Across a wood-grain bar in southern Minnesota on the way to Buddy Holly roller coaster in slower Iowa, I lay a few dollars on the bar for the sixpack of Blatz (cheapest they got and straight from Milwaukee authenticity) the bartender slides my way. Driving all afternoon on potholed state highways from Minneapolis, the beer’ll back the salami sandwiches from the general store down the street from that motel where I stayed last time and hope they have a vacancy.
This is probably what divorce would feel like if I’d ever been married. Though the approach of Arnolds Park might feel like a pile of useless rusty machinery among the Okoboji waterways, instead of a flittery childish memory.

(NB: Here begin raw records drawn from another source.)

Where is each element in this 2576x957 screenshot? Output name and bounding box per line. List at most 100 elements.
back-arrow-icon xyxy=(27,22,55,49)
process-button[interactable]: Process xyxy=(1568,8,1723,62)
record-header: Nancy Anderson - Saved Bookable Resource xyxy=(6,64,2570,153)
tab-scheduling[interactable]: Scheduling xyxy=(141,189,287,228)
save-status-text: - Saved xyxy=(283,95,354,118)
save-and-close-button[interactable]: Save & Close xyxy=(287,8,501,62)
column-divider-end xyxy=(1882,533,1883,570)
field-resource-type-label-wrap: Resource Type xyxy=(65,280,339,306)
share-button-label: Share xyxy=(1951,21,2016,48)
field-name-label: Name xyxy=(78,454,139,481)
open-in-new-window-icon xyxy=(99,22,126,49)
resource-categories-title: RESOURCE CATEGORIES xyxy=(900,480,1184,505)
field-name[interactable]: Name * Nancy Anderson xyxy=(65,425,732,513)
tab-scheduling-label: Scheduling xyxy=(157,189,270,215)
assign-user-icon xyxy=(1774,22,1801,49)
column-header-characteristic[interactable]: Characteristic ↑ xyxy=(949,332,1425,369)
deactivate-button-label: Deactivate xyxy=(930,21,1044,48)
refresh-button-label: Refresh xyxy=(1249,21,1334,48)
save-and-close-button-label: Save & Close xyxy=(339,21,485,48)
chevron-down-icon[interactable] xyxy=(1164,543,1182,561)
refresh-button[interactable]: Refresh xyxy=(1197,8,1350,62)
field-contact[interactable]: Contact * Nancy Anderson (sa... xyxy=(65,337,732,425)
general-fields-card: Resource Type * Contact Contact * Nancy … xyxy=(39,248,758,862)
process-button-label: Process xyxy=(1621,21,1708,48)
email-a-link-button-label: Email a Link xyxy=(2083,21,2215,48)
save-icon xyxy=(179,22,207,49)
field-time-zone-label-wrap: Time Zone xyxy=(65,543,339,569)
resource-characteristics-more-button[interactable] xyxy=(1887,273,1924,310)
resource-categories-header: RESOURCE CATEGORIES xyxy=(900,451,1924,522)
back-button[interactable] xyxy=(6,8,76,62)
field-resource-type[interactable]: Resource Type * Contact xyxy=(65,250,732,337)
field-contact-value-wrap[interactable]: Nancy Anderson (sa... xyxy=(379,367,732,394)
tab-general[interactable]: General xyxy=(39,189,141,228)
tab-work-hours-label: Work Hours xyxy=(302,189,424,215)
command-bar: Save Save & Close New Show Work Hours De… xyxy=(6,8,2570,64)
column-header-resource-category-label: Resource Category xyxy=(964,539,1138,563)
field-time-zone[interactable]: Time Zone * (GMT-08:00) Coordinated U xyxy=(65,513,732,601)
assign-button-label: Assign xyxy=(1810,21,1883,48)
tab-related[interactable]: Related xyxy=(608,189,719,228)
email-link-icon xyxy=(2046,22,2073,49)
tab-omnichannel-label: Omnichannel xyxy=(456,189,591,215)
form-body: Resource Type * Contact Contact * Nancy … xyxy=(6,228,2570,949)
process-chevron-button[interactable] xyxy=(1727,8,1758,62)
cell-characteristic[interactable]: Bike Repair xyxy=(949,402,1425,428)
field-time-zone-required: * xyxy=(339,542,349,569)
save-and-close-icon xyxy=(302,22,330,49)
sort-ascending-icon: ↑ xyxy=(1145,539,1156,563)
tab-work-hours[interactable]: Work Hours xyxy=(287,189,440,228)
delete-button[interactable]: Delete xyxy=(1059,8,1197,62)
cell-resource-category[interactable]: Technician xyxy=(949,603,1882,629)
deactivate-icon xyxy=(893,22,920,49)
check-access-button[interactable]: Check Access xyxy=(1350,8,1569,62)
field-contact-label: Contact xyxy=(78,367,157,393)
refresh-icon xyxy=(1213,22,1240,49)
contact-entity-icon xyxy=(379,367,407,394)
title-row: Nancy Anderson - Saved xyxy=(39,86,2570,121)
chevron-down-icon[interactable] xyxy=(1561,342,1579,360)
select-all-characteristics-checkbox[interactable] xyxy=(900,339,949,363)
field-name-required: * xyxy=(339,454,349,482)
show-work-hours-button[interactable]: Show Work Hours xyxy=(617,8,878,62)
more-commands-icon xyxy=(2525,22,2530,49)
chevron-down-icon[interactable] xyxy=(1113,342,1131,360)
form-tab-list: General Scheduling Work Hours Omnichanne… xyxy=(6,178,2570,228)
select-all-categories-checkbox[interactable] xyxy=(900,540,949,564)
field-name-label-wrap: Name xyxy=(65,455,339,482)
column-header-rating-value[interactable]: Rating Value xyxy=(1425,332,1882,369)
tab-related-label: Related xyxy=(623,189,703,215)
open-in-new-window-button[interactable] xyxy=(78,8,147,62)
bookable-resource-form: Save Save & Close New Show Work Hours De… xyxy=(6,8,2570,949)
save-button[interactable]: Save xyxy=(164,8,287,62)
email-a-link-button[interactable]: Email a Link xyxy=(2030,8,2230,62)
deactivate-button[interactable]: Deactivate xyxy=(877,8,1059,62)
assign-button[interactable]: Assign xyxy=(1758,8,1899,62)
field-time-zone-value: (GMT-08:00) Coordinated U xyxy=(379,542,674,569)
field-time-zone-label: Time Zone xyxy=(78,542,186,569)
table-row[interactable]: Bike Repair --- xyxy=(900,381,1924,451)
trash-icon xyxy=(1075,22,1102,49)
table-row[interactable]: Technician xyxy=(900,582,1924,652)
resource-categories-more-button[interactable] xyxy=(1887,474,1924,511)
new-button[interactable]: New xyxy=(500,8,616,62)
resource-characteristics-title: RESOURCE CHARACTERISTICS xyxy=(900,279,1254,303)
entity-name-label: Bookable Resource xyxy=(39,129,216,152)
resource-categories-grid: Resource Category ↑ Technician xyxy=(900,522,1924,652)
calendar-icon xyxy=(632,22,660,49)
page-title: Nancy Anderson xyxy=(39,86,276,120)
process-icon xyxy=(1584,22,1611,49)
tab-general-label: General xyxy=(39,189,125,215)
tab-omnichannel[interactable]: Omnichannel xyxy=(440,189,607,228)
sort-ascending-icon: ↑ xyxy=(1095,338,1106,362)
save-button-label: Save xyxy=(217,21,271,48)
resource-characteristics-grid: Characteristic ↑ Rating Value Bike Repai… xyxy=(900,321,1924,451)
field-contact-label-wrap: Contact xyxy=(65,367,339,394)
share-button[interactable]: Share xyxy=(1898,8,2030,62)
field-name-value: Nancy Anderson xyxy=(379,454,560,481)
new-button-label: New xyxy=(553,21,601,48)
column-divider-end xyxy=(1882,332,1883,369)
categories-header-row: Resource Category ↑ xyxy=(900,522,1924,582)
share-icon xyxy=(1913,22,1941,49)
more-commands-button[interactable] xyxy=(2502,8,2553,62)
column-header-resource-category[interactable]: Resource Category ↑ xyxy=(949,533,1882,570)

But avoiding marriage hasn’t made me immune to strife—got in the car today, reason being was while deadlines were pressing I just didn’t feel like being captive audience to the two male voices across the street giving equal time in random rotation to money, housework, a healthy diet, what a raised eyebrow means, who was the first to show interest at the party four years ago, escalating in volume, and when the slap comes it’s too harsh a reminder. So here I am.
Couple at a nearby table: the tall man stands, strides wide to the men’s room, and the woman maybe forty with chocolate brown hair dipping down and in like in the 1950s, watching him, as soon as the door closes behind him she turns at me with no qualms about staring—here we go again, that couple pressure cooker where you need out but have no clear idea of the way, you open your valve a crack and let yourself hiss.
What does a raised eyebrow mean? She must know because as soon as I give it she gives it back, a cocked head she does the same, a smile. Stops there.
Rock Hudson’s back, her hands on his broad shoulders and she gives him a sweet deep kiss, so much sweeter and deeper for this microadventure that lets her know she could have the whole thing if she needed it and can bear this, then, for as long as it lasts and the kids are still in the house.
A reminder I’m by myself, and why, because I can’t stand those moments of just having to bolt, too high a price for that bumpy communion of flesh I can’t believe I spend so much time doing without, which with rare exceptions you can’t get in isolation from the rest, not the real juicy kind anyway.
Maybe in the amusement park, at closing time a friendly concession vendor, maybe divorced, more worried than she needs to be about looking older, won’t find a man in his late thirties alone on the Ferris wheel too boring or weird for company—oh just listen to me, I’ve never been any good at the quick hookup, frankly I never wanted to be.
In about twenty-five minutes the Blatz’ll start its job as my evening’s campaign manager.